La proposta dell’Ue. Pur cercando di rimanere quanto più in linea possibile con i lavori dell’Ocse, anche Bruxelles ha messo a punto la sua webtax. Spinta dalla pressione di diversi stati membri, desiderosi di potersi assicurare quanto prima il gettito derivante dai profitti delle impese digitali realizzati sui propri confini ma tassati altrove, l’Ue ha presentato la sua proposta il 21 marzo 2018, con lo scopo di avere un approccio coordinato quanto meno tra i 28 paesi dell’Unione. La Commissione europea ha articolato il pacchetto in due misure: una di ampio respiro, finalizzata a riformare le norme in materia di imposta sulle società, in modo che gli utili siano registrati e tassati nel luogo in cui le imprese hanno un’interazione significativa con gli utenti attraverso i canali digitali; un’altra di breve termine, costituita dall’introduzione di un’imposta temporanea da prelevare sui ricavi delle principali attività digitali delle imprese. La prima misura agisce cioè sulle regole di determinazione del reddito, richiede un lavoro preparatorio più lungo ed è più mirata.

La seconda colpisce invece il fatturato, ha il vantaggio di essere più immediata e, sebbene in maniera meno precisa, fa sì che le attività attualmente non tassate inizierebbero a generare un gettito per gli Stati membri. In entrambi i casi vengono previsti limiti dimensionali, soggettivi e oggettivi, per definire il perimetro operativo delle imposte. Entrambe le proposte sono ora al vaglio delle istituzioni comunitarie (Consiglio Ue e Parlamento europeo), peraltro destinate a essere rinnovate con le elezioni in programma tra pochi mesi. Si aggiunga il fatto che in sede Ecofin perfino all’interno dei Ventotto si sono registrate difformità di opinione tra paesi, in una sede che invece richiede l’unanimità. I tempi si preannunciano quindi inevitabilmente lunghi.

Entrambe le proposte sono ora al vaglio delle istituzioni comunitarie (Consiglio Ue e Parlamento europeo), peraltro destinate a essere rinnovate con le elezioni in programma tra pochi mesi. Si aggiunga il fatto che in sede Ecofin perfino all’interno dei Ventotto si sono registrate difformità di opinione tra paesi, in una sede che invece richiede l’unanimità. I tempi si preannunciano quindi inevitabilmente lunghi.

La soluzione italiana. In attesa che la nebbia in cui è avvolta la webtax si schiarisca sui cieli internazionali, la legge n. 145/2018 (commi da 35 a 50) ha introdotto in Italia un’imposta sui servizi digitali.
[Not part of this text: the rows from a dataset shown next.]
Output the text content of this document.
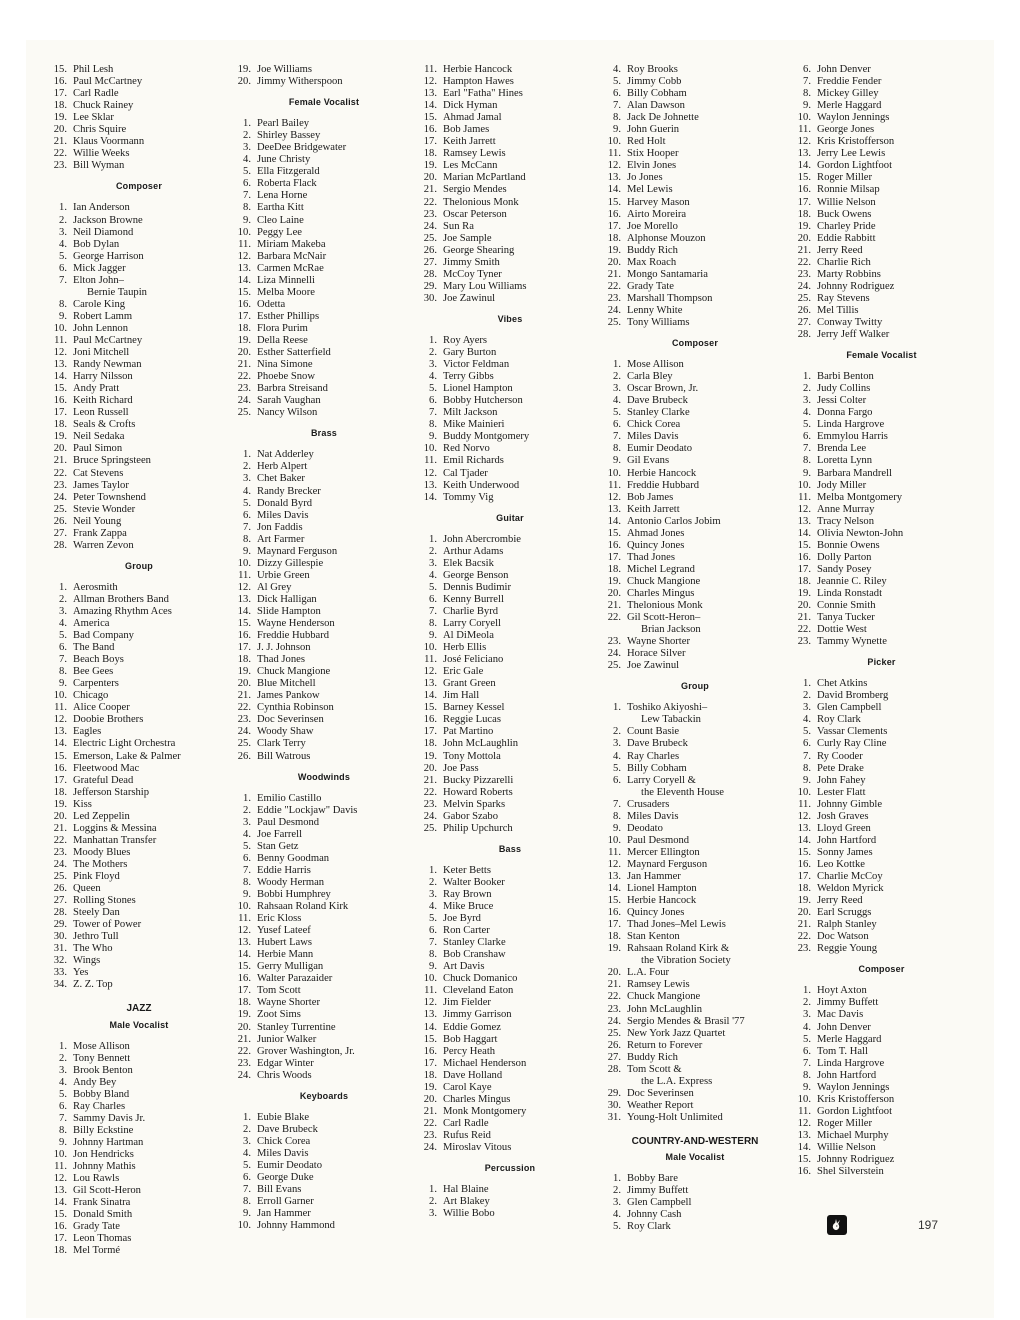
15. Phil Lesh
16. Paul McCartney
17. Carl Radle
18. Chuck Rainey
19. Lee Sklar
20. Chris Squire
21. Klaus Voormann
22. Willie Weeks
23. Bill Wyman
Composer
1. Ian Anderson
2. Jackson Browne
3. Neil Diamond
4. Bob Dylan
5. George Harrison
6. Mick Jagger
7. Elton John–
Bernie Taupin
8. Carole King
9. Robert Lamm
10. John Lennon
11. Paul McCartney
12. Joni Mitchell
13. Randy Newman
14. Harry Nilsson
15. Andy Pratt
16. Keith Richard
17. Leon Russell
18. Seals & Crofts
19. Neil Sedaka
20. Paul Simon
21. Bruce Springsteen
22. Cat Stevens
23. James Taylor
24. Peter Townshend
25. Stevie Wonder
26. Neil Young
27. Frank Zappa
28. Warren Zevon
Group
1. Aerosmith
2. Allman Brothers Band
3. Amazing Rhythm Aces
4. America
5. Bad Company
6. The Band
7. Beach Boys
8. Bee Gees
9. Carpenters
10. Chicago
11. Alice Cooper
12. Doobie Brothers
13. Eagles
14. Electric Light Orchestra
15. Emerson, Lake & Palmer
16. Fleetwood Mac
17. Grateful Dead
18. Jefferson Starship
19. Kiss
20. Led Zeppelin
21. Loggins & Messina
22. Manhattan Transfer
23. Moody Blues
24. The Mothers
25. Pink Floyd
26. Queen
27. Rolling Stones
28. Steely Dan
29. Tower of Power
30. Jethro Tull
31. The Who
32. Wings
33. Yes
34. Z. Z. Top
JAZZ
Male Vocalist
1. Mose Allison
2. Tony Bennett
3. Brook Benton
4. Andy Bey
5. Bobby Bland
6. Ray Charles
7. Sammy Davis Jr.
8. Billy Eckstine
9. Johnny Hartman
10. Jon Hendricks
11. Johnny Mathis
12. Lou Rawls
13. Gil Scott-Heron
14. Frank Sinatra
15. Donald Smith
16. Grady Tate
17. Leon Thomas
18. Mel Tormé
19. Joe Williams
20. Jimmy Witherspoon
Female Vocalist
1. Pearl Bailey
2. Shirley Bassey
3. DeeDee Bridgewater
4. June Christy
5. Ella Fitzgerald
6. Roberta Flack
7. Lena Horne
8. Eartha Kitt
9. Cleo Laine
10. Peggy Lee
11. Miriam Makeba
12. Barbara McNair
13. Carmen McRae
14. Liza Minnelli
15. Melba Moore
16. Odetta
17. Esther Phillips
18. Flora Purim
19. Della Reese
20. Esther Satterfield
21. Nina Simone
22. Phoebe Snow
23. Barbra Streisand
24. Sarah Vaughan
25. Nancy Wilson
Brass
1. Nat Adderley
2. Herb Alpert
3. Chet Baker
4. Randy Brecker
5. Donald Byrd
6. Miles Davis
7. Jon Faddis
8. Art Farmer
9. Maynard Ferguson
10. Dizzy Gillespie
11. Urbie Green
12. Al Grey
13. Dick Halligan
14. Slide Hampton
15. Wayne Henderson
16. Freddie Hubbard
17. J. J. Johnson
18. Thad Jones
19. Chuck Mangione
20. Blue Mitchell
21. James Pankow
22. Cynthia Robinson
23. Doc Severinsen
24. Woody Shaw
25. Clark Terry
26. Bill Watrous
Woodwinds
1. Emilio Castillo
2. Eddie "Lockjaw" Davis
3. Paul Desmond
4. Joe Farrell
5. Stan Getz
6. Benny Goodman
7. Eddie Harris
8. Woody Herman
9. Bobbi Humphrey
10. Rahsaan Roland Kirk
11. Eric Kloss
12. Yusef Lateef
13. Hubert Laws
14. Herbie Mann
15. Gerry Mulligan
16. Walter Parazaider
17. Tom Scott
18. Wayne Shorter
19. Zoot Sims
20. Stanley Turrentine
21. Junior Walker
22. Grover Washington, Jr.
23. Edgar Winter
24. Chris Woods
Keyboards
1. Eubie Blake
2. Dave Brubeck
3. Chick Corea
4. Miles Davis
5. Eumir Deodato
6. George Duke
7. Bill Evans
8. Erroll Garner
9. Jan Hammer
10. Johnny Hammond
11. Herbie Hancock
12. Hampton Hawes
13. Earl "Fatha" Hines
14. Dick Hyman
15. Ahmad Jamal
16. Bob James
17. Keith Jarrett
18. Ramsey Lewis
19. Les McCann
20. Marian McPartland
21. Sergio Mendes
22. Thelonious Monk
23. Oscar Peterson
24. Sun Ra
25. Joe Sample
26. George Shearing
27. Jimmy Smith
28. McCoy Tyner
29. Mary Lou Williams
30. Joe Zawinul
Vibes
1. Roy Ayers
2. Gary Burton
3. Victor Feldman
4. Terry Gibbs
5. Lionel Hampton
6. Bobby Hutcherson
7. Milt Jackson
8. Mike Mainieri
9. Buddy Montgomery
10. Red Norvo
11. Emil Richards
12. Cal Tjader
13. Keith Underwood
14. Tommy Vig
Guitar
1. John Abercrombie
2. Arthur Adams
3. Elek Bacsik
4. George Benson
5. Dennis Budimir
6. Kenny Burrell
7. Charlie Byrd
8. Larry Coryell
9. Al DiMeola
10. Herb Ellis
11. José Feliciano
12. Eric Gale
13. Grant Green
14. Jim Hall
15. Barney Kessel
16. Reggie Lucas
17. Pat Martino
18. John McLaughlin
19. Tony Mottola
20. Joe Pass
21. Bucky Pizzarelli
22. Howard Roberts
23. Melvin Sparks
24. Gabor Szabo
25. Philip Upchurch
Bass
1. Keter Betts
2. Walter Booker
3. Ray Brown
4. Mike Bruce
5. Joe Byrd
6. Ron Carter
7. Stanley Clarke
8. Bob Cranshaw
9. Art Davis
10. Chuck Domanico
11. Cleveland Eaton
12. Jim Fielder
13. Jimmy Garrison
14. Eddie Gomez
15. Bob Haggart
16. Percy Heath
17. Michael Henderson
18. Dave Holland
19. Carol Kaye
20. Charles Mingus
21. Monk Montgomery
22. Carl Radle
23. Rufus Reid
24. Miroslav Vitous
Percussion
1. Hal Blaine
2. Art Blakey
3. Willie Bobo
4. Roy Brooks
5. Jimmy Cobb
6. Billy Cobham
7. Alan Dawson
8. Jack De Johnette
9. John Guerin
10. Red Holt
11. Stix Hooper
12. Elvin Jones
13. Jo Jones
14. Mel Lewis
15. Harvey Mason
16. Airto Moreira
17. Joe Morello
18. Alphonse Mouzon
19. Buddy Rich
20. Max Roach
21. Mongo Santamaria
22. Grady Tate
23. Marshall Thompson
24. Lenny White
25. Tony Williams
Composer
1. Mose Allison
2. Carla Bley
3. Oscar Brown, Jr.
4. Dave Brubeck
5. Stanley Clarke
6. Chick Corea
7. Miles Davis
8. Eumir Deodato
9. Gil Evans
10. Herbie Hancock
11. Freddie Hubbard
12. Bob James
13. Keith Jarrett
14. Antonio Carlos Jobim
15. Ahmad Jones
16. Quincy Jones
17. Thad Jones
18. Michel Legrand
19. Chuck Mangione
20. Charles Mingus
21. Thelonious Monk
22. Gil Scott-Heron–
Brian Jackson
23. Wayne Shorter
24. Horace Silver
25. Joe Zawinul
Group
1. Toshiko Akiyoshi–
Lew Tabackin
2. Count Basie
3. Dave Brubeck
4. Ray Charles
5. Billy Cobham
6. Larry Coryell &
the Eleventh House
7. Crusaders
8. Miles Davis
9. Deodato
10. Paul Desmond
11. Mercer Ellington
12. Maynard Ferguson
13. Jan Hammer
14. Lionel Hampton
15. Herbie Hancock
16. Quincy Jones
17. Thad Jones–Mel Lewis
18. Stan Kenton
19. Rahsaan Roland Kirk &
the Vibration Society
20. L.A. Four
21. Ramsey Lewis
22. Chuck Mangione
23. John McLaughlin
24. Sergio Mendes & Brasil '77
25. New York Jazz Quartet
26. Return to Forever
27. Buddy Rich
28. Tom Scott &
the L.A. Express
29. Doc Severinsen
30. Weather Report
31. Young-Holt Unlimited
COUNTRY-AND-WESTERN
Male Vocalist
1. Bobby Bare
2. Jimmy Buffett
3. Glen Campbell
4. Johnny Cash
5. Roy Clark
6. John Denver
7. Freddie Fender
8. Mickey Gilley
9. Merle Haggard
10. Waylon Jennings
11. George Jones
12. Kris Kristofferson
13. Jerry Lee Lewis
14. Gordon Lightfoot
15. Roger Miller
16. Ronnie Milsap
17. Willie Nelson
18. Buck Owens
19. Charley Pride
20. Eddie Rabbitt
21. Jerry Reed
22. Charlie Rich
23. Marty Robbins
24. Johnny Rodriguez
25. Ray Stevens
26. Mel Tillis
27. Conway Twitty
28. Jerry Jeff Walker
Female Vocalist
1. Barbi Benton
2. Judy Collins
3. Jessi Colter
4. Donna Fargo
5. Linda Hargrove
6. Emmylou Harris
7. Brenda Lee
8. Loretta Lynn
9. Barbara Mandrell
10. Jody Miller
11. Melba Montgomery
12. Anne Murray
13. Tracy Nelson
14. Olivia Newton-John
15. Bonnie Owens
16. Dolly Parton
17. Sandy Posey
18. Jeannie C. Riley
19. Linda Ronstadt
20. Connie Smith
21. Tanya Tucker
22. Dottie West
23. Tammy Wynette
Picker
1. Chet Atkins
2. David Bromberg
3. Glen Campbell
4. Roy Clark
5. Vassar Clements
6. Curly Ray Cline
7. Ry Cooder
8. Pete Drake
9. John Fahey
10. Lester Flatt
11. Johnny Gimble
12. Josh Graves
13. Lloyd Green
14. John Hartford
15. Sonny James
16. Leo Kottke
17. Charlie McCoy
18. Weldon Myrick
19. Jerry Reed
20. Earl Scruggs
21. Ralph Stanley
22. Doc Watson
23. Reggie Young
Composer
1. Hoyt Axton
2. Jimmy Buffett
3. Mac Davis
4. John Denver
5. Merle Haggard
6. Tom T. Hall
7. Linda Hargrove
8. John Hartford
9. Waylon Jennings
10. Kris Kristofferson
11. Gordon Lightfoot
12. Roger Miller
13. Michael Murphy
14. Willie Nelson
15. Johnny Rodriguez
16. Shel Silverstein
197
Contestualmente, è stata abrogata l’analoga misura recata dalla precedente manovra di bilancio, il cui debutto era previsto per il 1° gennaio 2019, ma rimasta lettera morta a seguito della mancata emanazione dei provvedimenti attuativi. Il nuovo prelievo ha natura indiretta e inciderà sui ricavi. Pertanto, anche alla luce delle soglie dimensionali prescelte, si presenta come molto simile alla soluzione provvisoria avanzata da Bruxelles.

L’imposta risulterà applicabile ai soggetti che prestano servizi digitali e che hanno un fatturato globale pari ad almeno 750 milioni di euro annui, di cui una quota minima di 5,5 milioni realizzati nel territorio italiano grazie alla prestazione di servizi digitali. Sarà un decreto ministeriale, da emanare entro il 1° maggio 2019, a stabilire con maggiore precisione chi è coinvolto dal prelievo e chi no. In ogni caso, la normativa primaria già fornisce una prima definizione di che cosa si intende per servizi digitali tassabili, vale a dire: veicolazione su un’interfaccia digitale di pubblicità mirata agli utenti della medesima interfaccia; messa a disposizione di un’interfaccia digitale multilaterale, che consente agli utenti di essere in contatto e di interagire tra loro, anche al fine di facilitare la fornitura diretta di beni o servizi; trasmissione di dati raccolti da utenti e generati dall’utilizzo di un’interfaccia digitale.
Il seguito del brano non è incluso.